By gathering in larger groups during pit stops on the 3,000-mile journey, the birds can more easily signal each other about dangers, such as predators, and forage at higher rates.
However, larger groups also carry greater risks. A hailstorm or disease, such as avian cholera, could wipe out a fifth of the population in one fowl swoop, according to U.S. Fish and Wildlife biologist Matt Rabbe, who co-authored the study.
“Larger congregation of whooping cranes increases the potential for a catastrophic loss from disease or something along those lines, particularly when you have a small overall population size,” Rabbe said.
In setting out to understand why whooping cranes started flocking together in larger numbers, researchers found fewer wetlands likely play a major role. Larger flocks of migratory birds were found most frequently in the Southern Great Plains, where wetland habitats are sparse but a few high-quality wetlands remain, Caven explained.
“The Great plains used to be one of the largest grassland ecosystems in the world,” Caven said.
A rise in agriculture, land development, drought and climate change have all worked together to substantially reduce wetlands in the region, according to Caven and Rabbe.
Efforts to reverse that trend are ongoing. Provisions in the Farm Bill offer financial incentives to farmers who restore former wetlands on sections of their land where it is typically harder to grow crops, Caven explained.
The National Wildlife Refuge System can also acquire and restore wetlands in the Southern Great Plains. Additionally, partnerships between conservation groups and government agencies can help scientists learn more about endangered whooping cranes and how to best prioritize resources.

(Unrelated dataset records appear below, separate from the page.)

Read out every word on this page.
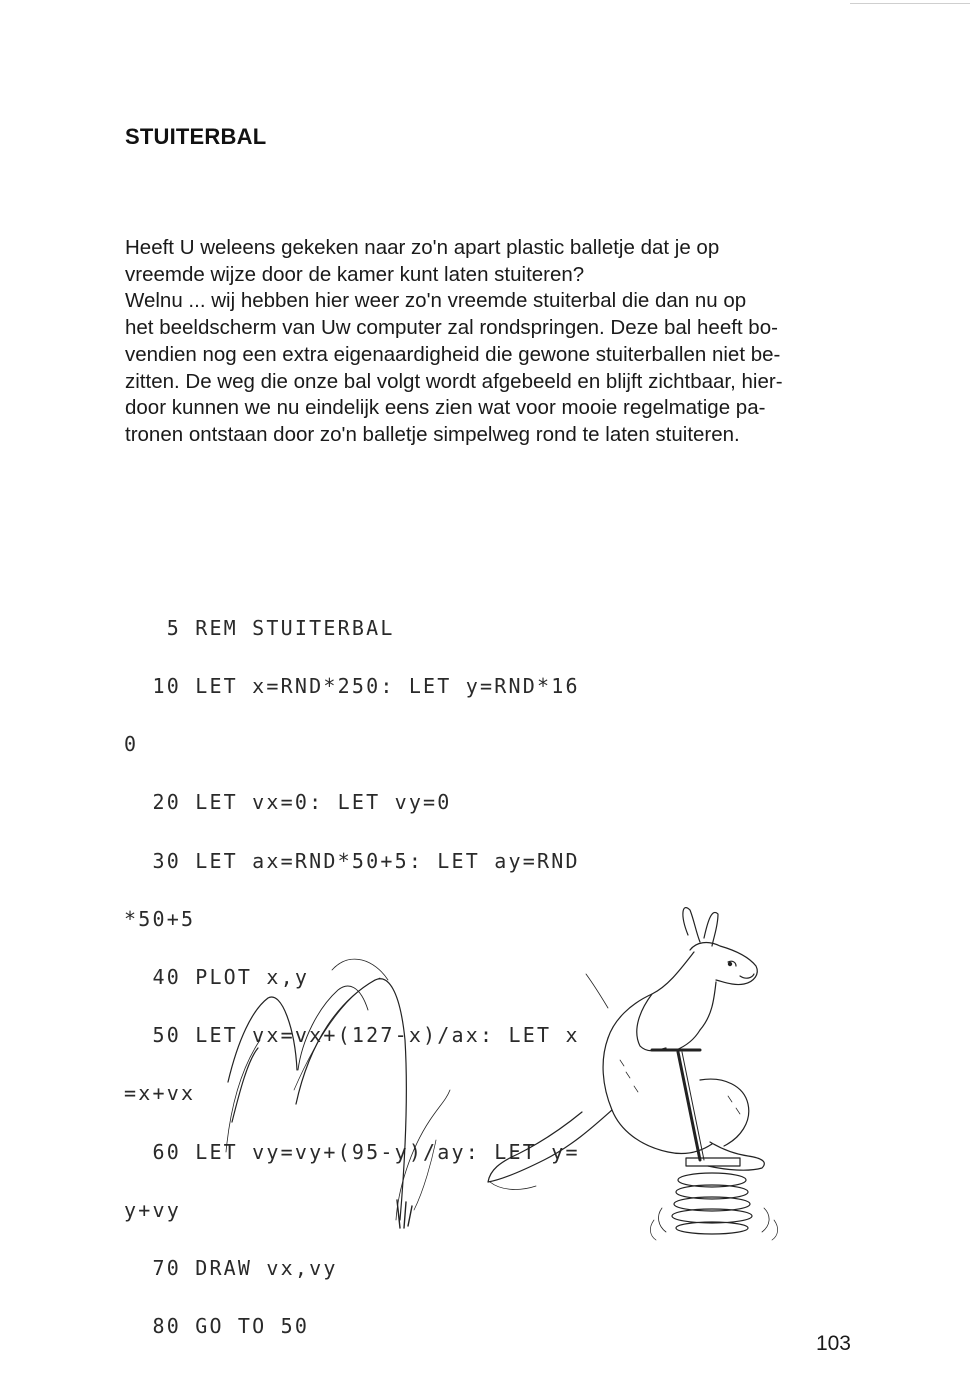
STUITERBAL
Heeft U weleens gekeken naar zo'n apart plastic balletje dat je op
vreemde wijze door de kamer kunt laten stuiteren?
Welnu ... wij hebben hier weer zo'n vreemde stuiterbal die dan nu op
het beeldscherm van Uw computer zal rondspringen. Deze bal heeft bo-
vendien nog een extra eigenaardigheid die gewone stuiterballen niet be-
zitten. De weg die onze bal volgt wordt afgebeeld en blijft zichtbaar, hier-
door kunnen we nu eindelijk eens zien wat voor mooie regelmatige pa-
tronen ontstaan door zo'n balletje simpelweg rond te laten stuiteren.

5 REM STUITERBAL

10 LET x=RND*250: LET y=RND*16

0

20 LET vx=0: LET vy=0

30 LET ax=RND*50+5: LET ay=RND

*50+5

40 PLOT x,y

50 LET vx=vx+(127-x)/ax: LET x

=x+vx

60 LET vy=vy+(95-y)/ay: LET y=

y+vy

70 DRAW vx,vy

80 GO TO 50

103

“The more we can learn about them, the better we can manage for them,” Rabbe said. “We know when they’re migrating, where they’re migrating, and what types of resources they need. That will help us manage for recovery.”
The Endangered Species Act also protects wetlands that serve as essential habitat for whooping cranes. Environmentalists have argued that projects like the Keystone XL oil pipeline threaten the bird’s survival because an oil spill could contaminate their feeding and resting locations. A federal judge also relied on that law last year when ordering Trump administration to reconsider how relaxed renewable fuel standards will affect endangered species such as the whooping crane.
For those who want to help endangered whooping cranes, Caven recommends supporting land trusts in the Southern Great Plains that are working to acquire, restore and conserve bird habitats.
Following up on this study, Caven’s research team plans to investigate if whooping cranes are spending more time at certain locations during their migration, and what factors might contribute to longer stays at certain stops. This will help determine which sites are most essential in providing resources during their long journeys.
The whooping crane is the tallest bird in North America, growing to five feet tall with a wingspan of up to seven feet. They can live 20 years or longer in the wild. They are omnivores, feeding on berries, sedge roots, grains, fish, frogs and crayfish. Bald and golden eagles, bobcats, coyotes and wolves are among their natural predators. They are still endangered.